Vía: Cromos.com.co

“Somos cuatro generaciones unidas en un proyecto fascinante en el que la prioridad es el respeto por la música y, sobre todo, la gozadera”, dice Cárdenas desde París, donde vive hace ya varias décadas. Cuatro miembros, cuatro edades musicales con intereses disímiles, son los responsables de crear este sonido único: el cuatrista Jorge Glem, de 30 años, conocido como “El astronauta del cuatro” y quizás el más virtuoso de su generación; Carlos “El nene” Quintero, de 62 años, el percusionista más importante de Venezuela, quien ha tocado para leyendas como Celia Cruz y Lucio Dalla; el contrabajista Elvis Martínez, miembro de la Orquesta Sinfónica de Maracaibo, y, finalmente, Alexis Cárdenas, violinista de 36 años.

Alexis Cárdenas

Alexis Cárdenas

No es exagerado decir que Cárdenas es uno de los músicos más importantes de Venezuela. Enumerar los escenarios donde ha tocado o los premios que ha ganado es una tarea dispendiosa. Sin embargo ahí están, para quien quiera verlos: el premio de violín Tibor Varga, en Suiza; el Long-Thibaud, en París; el Fritz Kreisler, en Viena, y el Henry Szering, en México. También conciertos en los grandes escenarios de Europa junto a sinfónicas como la de Viena, Montreal, Moscú y Montecarlo; y recitales bajo la batuta de directores como su compatriota Gustavo Dudamel o el estadounidense Lawrence Foster. “En la figura de este maracucho se cifran de manera harto equilibrada sus acerbos popular y clásico. Lo anterior le ha permitido enfrentarse al repertorio académico más exigente y a la vez sorprender a los públicos del mundo entero con sus ejecuciones solistas de ritmos como el pajarillo, el merengue y otros aires venezolanos emparentados con los llanos que compartimos, y cuya ejecución es tremendamente compleja”, dice Jaime Andrés Monsalve, director musical de la Radio Nacional de Colombia y columnista musical de CROMOS. Y remata: “Recomendadísimo ver a Alexis Cárdenas tanto como solista como acompañado por orquesta”.

Alexis Cárdenas

Alexis Cárdenas

La fuerza venezolana
No es ningún secreto que el país vecino se ha convertido desde hace ya varios años en una potencia de la interpretación de la música clásica. Y lo logró gracias al esfuerzo de un hombre, José Antonio Abreu, quien hace casi cuatro décadas se propuso llenar el país de orquestas con el fin de brindarles a los jóvenes de bajos recursos una oportunidad distinta a la violencia. Hoy se han formado 400.000 músicos en las más de 280 escuelas que hay regadas a lo largo y ancho del país, y de las que han salido prodigios del género como el aclamado director Gustavo Dudamel.
Uno de esos jóvenes fue Alexis Cárdenas, quien aprendió a tocar el violín muy pequeño en la escuela del maestro José Luis Balda, en su natal Maracaibo, y debutó cuando apenas tenía 12 años acompañado por la Orquesta Sinfónica de la ciudad.
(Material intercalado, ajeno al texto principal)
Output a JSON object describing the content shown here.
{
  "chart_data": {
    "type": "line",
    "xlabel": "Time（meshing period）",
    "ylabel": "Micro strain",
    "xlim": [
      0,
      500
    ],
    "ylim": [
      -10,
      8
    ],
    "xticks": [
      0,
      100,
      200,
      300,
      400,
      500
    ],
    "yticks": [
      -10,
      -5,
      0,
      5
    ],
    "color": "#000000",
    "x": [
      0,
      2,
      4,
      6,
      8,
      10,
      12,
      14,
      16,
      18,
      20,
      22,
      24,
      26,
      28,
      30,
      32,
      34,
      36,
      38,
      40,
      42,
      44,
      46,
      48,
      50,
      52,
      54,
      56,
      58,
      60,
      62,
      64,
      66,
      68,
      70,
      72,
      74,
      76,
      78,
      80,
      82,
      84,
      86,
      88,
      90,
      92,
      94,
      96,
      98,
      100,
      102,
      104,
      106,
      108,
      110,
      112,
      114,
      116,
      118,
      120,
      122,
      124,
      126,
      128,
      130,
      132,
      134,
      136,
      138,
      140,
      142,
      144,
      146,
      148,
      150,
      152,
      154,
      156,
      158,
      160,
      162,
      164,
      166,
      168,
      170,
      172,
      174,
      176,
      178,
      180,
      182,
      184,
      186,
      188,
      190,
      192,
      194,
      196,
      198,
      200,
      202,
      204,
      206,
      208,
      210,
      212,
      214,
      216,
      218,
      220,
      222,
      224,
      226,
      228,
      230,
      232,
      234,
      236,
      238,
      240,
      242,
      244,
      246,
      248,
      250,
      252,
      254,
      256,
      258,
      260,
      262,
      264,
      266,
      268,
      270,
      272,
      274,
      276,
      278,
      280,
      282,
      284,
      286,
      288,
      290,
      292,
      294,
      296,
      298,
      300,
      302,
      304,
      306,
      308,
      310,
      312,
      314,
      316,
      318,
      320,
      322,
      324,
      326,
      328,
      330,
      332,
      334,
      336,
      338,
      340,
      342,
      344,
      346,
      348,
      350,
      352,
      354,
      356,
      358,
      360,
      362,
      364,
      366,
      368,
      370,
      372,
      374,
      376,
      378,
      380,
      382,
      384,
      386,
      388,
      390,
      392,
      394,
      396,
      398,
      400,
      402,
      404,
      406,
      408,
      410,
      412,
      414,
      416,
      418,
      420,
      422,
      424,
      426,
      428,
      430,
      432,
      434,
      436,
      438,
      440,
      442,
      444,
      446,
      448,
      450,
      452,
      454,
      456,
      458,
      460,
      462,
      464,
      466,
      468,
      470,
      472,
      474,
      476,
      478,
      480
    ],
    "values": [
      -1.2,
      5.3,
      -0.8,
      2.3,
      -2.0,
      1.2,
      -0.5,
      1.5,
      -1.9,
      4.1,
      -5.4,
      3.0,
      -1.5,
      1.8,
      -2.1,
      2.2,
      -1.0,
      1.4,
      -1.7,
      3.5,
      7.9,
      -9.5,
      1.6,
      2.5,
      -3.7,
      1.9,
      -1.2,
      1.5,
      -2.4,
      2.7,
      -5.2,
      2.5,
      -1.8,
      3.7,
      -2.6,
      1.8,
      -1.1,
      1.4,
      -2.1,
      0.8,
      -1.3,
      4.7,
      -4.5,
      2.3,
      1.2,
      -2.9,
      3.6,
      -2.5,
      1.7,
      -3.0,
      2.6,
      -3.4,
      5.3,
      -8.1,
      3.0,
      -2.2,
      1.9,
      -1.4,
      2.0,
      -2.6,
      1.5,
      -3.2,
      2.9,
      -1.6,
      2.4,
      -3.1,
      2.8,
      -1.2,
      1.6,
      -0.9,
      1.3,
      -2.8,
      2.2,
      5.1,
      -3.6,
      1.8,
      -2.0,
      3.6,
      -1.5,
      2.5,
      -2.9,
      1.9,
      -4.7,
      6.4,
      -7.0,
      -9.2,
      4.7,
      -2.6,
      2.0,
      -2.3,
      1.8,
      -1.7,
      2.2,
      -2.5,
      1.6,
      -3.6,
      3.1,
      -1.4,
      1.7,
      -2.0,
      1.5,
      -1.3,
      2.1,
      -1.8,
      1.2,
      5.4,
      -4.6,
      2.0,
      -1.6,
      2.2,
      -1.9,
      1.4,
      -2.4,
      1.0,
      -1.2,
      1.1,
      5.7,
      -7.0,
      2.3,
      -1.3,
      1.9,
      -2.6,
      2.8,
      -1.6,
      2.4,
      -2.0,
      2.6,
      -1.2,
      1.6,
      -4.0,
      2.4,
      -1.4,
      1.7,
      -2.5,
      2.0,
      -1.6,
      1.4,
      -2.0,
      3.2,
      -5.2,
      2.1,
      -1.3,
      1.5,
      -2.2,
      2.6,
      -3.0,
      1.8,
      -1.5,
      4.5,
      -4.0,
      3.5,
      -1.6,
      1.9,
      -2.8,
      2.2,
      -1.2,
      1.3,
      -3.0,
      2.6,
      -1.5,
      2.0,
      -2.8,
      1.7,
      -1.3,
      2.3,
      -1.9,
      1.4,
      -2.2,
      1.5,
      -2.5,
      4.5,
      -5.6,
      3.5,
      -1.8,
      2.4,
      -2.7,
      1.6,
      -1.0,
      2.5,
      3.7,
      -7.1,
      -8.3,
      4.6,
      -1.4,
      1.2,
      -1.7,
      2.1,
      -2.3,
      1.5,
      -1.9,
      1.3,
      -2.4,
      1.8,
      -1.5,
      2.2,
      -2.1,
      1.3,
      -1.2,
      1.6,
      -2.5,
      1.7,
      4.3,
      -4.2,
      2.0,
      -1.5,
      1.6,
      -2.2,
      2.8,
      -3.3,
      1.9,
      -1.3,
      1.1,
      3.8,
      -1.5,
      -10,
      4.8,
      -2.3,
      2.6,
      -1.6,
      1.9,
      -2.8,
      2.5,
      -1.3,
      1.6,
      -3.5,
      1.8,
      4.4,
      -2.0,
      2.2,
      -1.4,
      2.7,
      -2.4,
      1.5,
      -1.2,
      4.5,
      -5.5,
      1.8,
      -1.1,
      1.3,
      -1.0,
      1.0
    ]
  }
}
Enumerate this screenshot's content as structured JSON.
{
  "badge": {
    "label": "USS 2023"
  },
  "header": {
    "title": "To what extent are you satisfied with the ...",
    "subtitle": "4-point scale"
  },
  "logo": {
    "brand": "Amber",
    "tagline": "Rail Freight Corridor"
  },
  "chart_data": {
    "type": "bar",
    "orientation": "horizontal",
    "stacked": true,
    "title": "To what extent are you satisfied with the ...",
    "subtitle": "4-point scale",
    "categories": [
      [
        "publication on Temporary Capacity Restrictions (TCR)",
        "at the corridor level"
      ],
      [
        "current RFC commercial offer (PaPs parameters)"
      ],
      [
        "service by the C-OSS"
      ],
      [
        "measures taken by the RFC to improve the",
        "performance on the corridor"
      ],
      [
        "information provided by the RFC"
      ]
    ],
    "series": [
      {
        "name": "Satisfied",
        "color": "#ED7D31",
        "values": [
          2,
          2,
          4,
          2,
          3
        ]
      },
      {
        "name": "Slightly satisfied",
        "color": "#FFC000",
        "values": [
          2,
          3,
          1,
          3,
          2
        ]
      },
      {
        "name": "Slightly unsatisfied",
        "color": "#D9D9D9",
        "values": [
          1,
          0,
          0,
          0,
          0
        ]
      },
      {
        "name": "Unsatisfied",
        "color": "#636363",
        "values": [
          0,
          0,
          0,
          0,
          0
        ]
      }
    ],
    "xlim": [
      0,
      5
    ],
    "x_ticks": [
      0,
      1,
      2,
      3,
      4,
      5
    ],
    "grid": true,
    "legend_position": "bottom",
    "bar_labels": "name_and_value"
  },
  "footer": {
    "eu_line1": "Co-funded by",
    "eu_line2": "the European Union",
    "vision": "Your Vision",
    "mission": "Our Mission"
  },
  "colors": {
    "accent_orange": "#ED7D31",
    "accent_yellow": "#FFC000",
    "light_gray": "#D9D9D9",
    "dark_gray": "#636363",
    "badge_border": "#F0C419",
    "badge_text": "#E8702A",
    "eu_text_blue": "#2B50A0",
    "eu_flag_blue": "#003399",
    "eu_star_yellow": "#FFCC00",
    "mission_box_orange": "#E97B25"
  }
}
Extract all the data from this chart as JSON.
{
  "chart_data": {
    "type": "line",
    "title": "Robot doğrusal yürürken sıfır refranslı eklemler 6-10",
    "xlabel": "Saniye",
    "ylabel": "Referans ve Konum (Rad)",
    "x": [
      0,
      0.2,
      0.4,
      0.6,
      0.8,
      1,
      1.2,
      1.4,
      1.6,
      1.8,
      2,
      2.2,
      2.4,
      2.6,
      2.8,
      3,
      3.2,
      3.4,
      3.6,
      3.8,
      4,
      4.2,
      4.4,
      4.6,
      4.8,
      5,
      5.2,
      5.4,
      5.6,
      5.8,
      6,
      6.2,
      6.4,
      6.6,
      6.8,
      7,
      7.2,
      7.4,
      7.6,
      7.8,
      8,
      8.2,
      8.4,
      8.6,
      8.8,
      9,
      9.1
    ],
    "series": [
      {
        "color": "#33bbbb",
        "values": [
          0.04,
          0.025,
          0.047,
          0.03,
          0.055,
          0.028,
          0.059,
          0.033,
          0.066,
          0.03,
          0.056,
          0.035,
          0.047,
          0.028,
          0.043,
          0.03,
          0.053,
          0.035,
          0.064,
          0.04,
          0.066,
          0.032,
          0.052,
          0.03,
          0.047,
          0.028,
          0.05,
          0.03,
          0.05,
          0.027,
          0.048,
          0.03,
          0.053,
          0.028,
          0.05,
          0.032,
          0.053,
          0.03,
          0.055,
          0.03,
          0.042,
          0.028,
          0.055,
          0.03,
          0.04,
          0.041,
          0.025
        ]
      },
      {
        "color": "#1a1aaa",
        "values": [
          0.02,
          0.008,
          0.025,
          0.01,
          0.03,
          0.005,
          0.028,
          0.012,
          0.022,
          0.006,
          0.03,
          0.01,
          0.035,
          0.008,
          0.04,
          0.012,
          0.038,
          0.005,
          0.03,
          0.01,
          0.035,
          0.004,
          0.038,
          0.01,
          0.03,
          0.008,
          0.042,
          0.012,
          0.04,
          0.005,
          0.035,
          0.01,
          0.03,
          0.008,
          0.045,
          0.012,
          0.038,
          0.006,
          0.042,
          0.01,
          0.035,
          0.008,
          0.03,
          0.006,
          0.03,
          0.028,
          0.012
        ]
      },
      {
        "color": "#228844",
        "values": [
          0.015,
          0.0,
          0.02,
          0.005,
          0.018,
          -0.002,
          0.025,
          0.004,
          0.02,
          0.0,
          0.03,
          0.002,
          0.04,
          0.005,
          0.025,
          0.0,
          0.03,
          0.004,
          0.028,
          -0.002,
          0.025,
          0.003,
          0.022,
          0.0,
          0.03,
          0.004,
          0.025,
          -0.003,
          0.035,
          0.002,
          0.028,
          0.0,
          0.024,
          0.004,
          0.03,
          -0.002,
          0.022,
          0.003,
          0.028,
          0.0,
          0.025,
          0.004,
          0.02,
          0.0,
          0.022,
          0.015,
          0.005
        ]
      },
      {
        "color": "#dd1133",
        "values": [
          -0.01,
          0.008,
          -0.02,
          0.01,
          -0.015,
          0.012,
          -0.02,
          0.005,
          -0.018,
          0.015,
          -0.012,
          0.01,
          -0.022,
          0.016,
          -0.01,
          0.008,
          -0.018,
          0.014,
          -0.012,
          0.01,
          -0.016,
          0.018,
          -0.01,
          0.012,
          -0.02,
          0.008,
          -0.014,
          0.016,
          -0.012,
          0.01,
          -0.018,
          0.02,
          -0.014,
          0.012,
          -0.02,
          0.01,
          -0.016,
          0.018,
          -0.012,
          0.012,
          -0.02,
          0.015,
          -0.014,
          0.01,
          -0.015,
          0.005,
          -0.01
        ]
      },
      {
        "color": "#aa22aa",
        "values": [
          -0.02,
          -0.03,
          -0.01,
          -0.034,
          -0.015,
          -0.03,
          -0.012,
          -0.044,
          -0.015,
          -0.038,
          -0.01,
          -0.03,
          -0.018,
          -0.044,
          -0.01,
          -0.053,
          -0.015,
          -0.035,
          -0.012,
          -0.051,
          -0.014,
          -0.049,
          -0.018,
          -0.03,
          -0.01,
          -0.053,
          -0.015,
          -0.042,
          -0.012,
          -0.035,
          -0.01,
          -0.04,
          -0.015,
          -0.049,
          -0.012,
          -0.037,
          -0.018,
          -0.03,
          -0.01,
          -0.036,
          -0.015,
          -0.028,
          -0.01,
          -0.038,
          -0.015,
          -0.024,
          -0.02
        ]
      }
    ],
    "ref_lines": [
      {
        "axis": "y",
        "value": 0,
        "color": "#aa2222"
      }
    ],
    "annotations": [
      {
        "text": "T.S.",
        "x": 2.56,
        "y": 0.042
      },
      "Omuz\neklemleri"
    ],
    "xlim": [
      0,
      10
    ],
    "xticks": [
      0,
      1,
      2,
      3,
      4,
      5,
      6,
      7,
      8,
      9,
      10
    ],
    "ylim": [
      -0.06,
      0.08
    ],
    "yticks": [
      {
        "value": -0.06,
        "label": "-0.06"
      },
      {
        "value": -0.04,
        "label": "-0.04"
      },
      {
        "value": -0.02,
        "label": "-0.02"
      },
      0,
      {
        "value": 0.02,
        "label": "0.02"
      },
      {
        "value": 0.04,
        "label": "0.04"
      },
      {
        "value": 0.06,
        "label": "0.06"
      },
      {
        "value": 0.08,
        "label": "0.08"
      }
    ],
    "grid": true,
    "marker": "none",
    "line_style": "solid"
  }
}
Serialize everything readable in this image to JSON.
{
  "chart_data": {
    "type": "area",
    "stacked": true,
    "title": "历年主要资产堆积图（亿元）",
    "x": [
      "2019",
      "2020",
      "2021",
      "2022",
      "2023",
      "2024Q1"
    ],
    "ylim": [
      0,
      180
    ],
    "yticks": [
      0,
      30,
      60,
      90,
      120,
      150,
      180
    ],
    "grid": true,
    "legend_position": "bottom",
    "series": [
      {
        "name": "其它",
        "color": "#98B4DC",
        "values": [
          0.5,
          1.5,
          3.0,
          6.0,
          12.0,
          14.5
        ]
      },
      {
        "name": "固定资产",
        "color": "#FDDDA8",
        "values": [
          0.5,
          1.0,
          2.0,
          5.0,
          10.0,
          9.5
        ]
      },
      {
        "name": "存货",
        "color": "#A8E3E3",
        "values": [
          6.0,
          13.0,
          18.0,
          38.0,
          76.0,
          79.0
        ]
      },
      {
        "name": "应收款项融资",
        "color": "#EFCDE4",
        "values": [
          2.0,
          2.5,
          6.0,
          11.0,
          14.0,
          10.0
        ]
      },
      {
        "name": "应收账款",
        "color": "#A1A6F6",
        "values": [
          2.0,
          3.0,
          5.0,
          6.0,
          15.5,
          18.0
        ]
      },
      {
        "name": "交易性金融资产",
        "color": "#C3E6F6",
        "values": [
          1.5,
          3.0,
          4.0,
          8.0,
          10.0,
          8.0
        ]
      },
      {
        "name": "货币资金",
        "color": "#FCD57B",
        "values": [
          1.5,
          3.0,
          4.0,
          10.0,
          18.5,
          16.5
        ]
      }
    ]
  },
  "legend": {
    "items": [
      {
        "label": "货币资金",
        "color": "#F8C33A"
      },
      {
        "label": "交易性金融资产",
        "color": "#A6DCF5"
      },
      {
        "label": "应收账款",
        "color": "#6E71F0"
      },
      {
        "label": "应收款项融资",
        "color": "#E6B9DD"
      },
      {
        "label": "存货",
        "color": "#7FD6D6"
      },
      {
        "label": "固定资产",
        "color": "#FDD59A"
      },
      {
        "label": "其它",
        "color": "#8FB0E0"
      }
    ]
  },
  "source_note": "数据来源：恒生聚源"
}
Dos años más tarde ya estaba en Nueva York, en el Juliard School of Music, y a los 17 se trasladó a París, donde continuó sus estudios en el Conservatorio Nacional de Música y Danza patrocinado por la Fundación Mozarteum de Venezuela.“Fue mi padre quien me puso el violín en las manos y se ocupó de que trabajara en él. Hoy le agradezco porque muchas veces los niños no tienen la paciencia de portar un instrumento tan cruel como ese”, dice al otro del teléfono, desde su casa en la ciudad luz.
Luego su carrera musical descolló y el resto es historia: grandes escenarios, discos en solitario (como Geológico, en 2008), otros más junto a Recoveco (un grupo que fundó junto a músicos venezolanos y colombianos) y finalmente, desde hace dos años, el Alexis Cárdenas Cuarteto. “Desde hace mucho tiempo quería hacer un grupo donde se mezclaran el jazz, la música latina y lo clásico, hasta que apareció Jorge Glem y salió. Hoy somos un grupo en el que todos tenemos el alma afinada”, dice.
Quienes no lo vieron a principio de año en el Festival Internacional de Música de Cartagena podrán hacerlo en el próximo Festival Internacional de Música de Medellín, donde se presentará con su grupo el 13 de septiembre. La calidad de su sonido –aunque difícil de etiquetar– es indiscutible. Como lo reafirma el crítico musical Juan Carlos Garay: “Una de las impresiones que dejó en el Festival de Cartagena es su modestia, que contrasta con su versatilidad: Alexis es magnífico interpretando a Bach y también magnífico tocando un joropo”.